Отступают брат и сестра к болоту, вот-вот провалятся…

— Не трогай детей, старый Злыдень, — послышался нежный голос Розовой Чайки. — Возьми их лучше себе в помощники. Мальчик тебе от ржавчины ключи очистит, а девочка пусть собирает жемчужины — так и день свадьбы наступит скорей, и Хозяин доволен тобой будет.

Ухватился за связку ключей старый Злыдень, подозрительно глянул на Розовую Чайку, пробурчал что-то себе под нос. Змейки исчезли, а Злыдень прочь заковылял, поманив детей. Подвёл их к башне, ненадолго скрылся, а когда появился вновь, передал детям слова Хозяина:

— Отпущу непрошенных гостей в день свадьбы моей на свободу вместе с матерью, если сумеют угодить мне во всём. А не сумеют — навсегда останутся в услужении!

Приуныли дети — разве угодишь Вихрю, если делать они ничего не умеют. Да выбора нет…

Стали убирать и украшать хоромы. Расставляют они широкие резные столы. Колет мальчик дрова и огромные печи топит. А девочка подметает в бесчисленных комнатах полы узорчатые, гладит вышитые полотенца да скатерти. Моет-чистит расписную посуду, готовит разные кушанья да ароматные напитки ягодные.

Учит их всему этому Розовая Чайка — советов добрых не жалеет, секретов заморских не утаивает.

А тем временем Сорока с окрепшим птенцом по свету летают, отыскивают детей, у которых Вихрь матерей унёс, и ведут их через лесную чащу к болотным топям. Здесь встречают их Лягушка с Лягушонком, провожают к неприступной башне.

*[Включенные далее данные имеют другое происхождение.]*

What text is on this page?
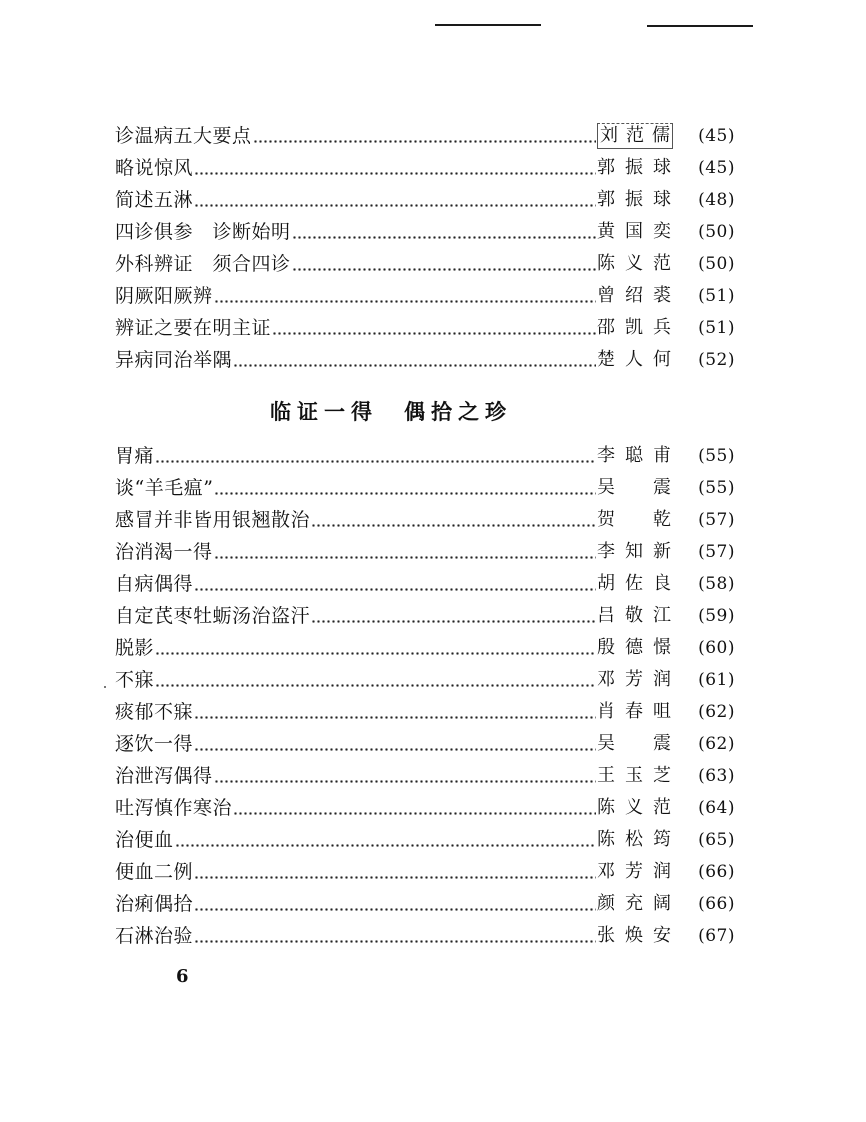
诊温病五大要点	刘范儒	(45)
略说惊风	郭振球	(45)
简述五淋	郭振球	(48)
四诊俱参　诊断始明	黄国奕	(50)
外科辨证　须合四诊	陈义范	(50)
阴厥阳厥辨	曾绍裘	(51)
辨证之要在明主证	邵凯兵	(51)
异病同治举隅	楚人何	(52)
临证一得 偶拾之珍
胃痛	李聪甫	(55)
谈“羊毛瘟”	吴　震	(55)
感冒并非皆用银翘散治	贺　乾	(57)
治消渴一得	李知新	(57)
自病偶得	胡佐良	(58)
自定芪枣牡蛎汤治盗汗	吕敬江	(59)
脱影	殷德憬	(60)
不寐	邓芳润	(61)
痰郁不寐	肖春咀	(62)
逐饮一得	吴　震	(62)
治泄泻偶得	王玉芝	(63)
吐泻慎作寒治	陈义范	(64)
治便血	陈松筠	(65)
便血二例	邓芳润	(66)
治痢偶拾	颜充阔	(66)
石淋治验	张焕安	(67)
6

Вот и настал день свадьбы.

В башне в углу притаились брат и сестра — ждут, как Злыдень примет их работу, что потом передаст Хозяину. А Злыдень, разодетый в переливающиеся разными цветами одежды, по хоромам семенит. Проверяет, как всё приготовлено, и на невесту хозяина злорадно поглядывает. А она, бедняжка, как принесли её в клетке из сада, да на стол поставили, так и не взглянула ни на кого ни разу. Сжалась вся в комочек и дрожит.

Оглядел Злыдень всё — ни к чему не смог придраться.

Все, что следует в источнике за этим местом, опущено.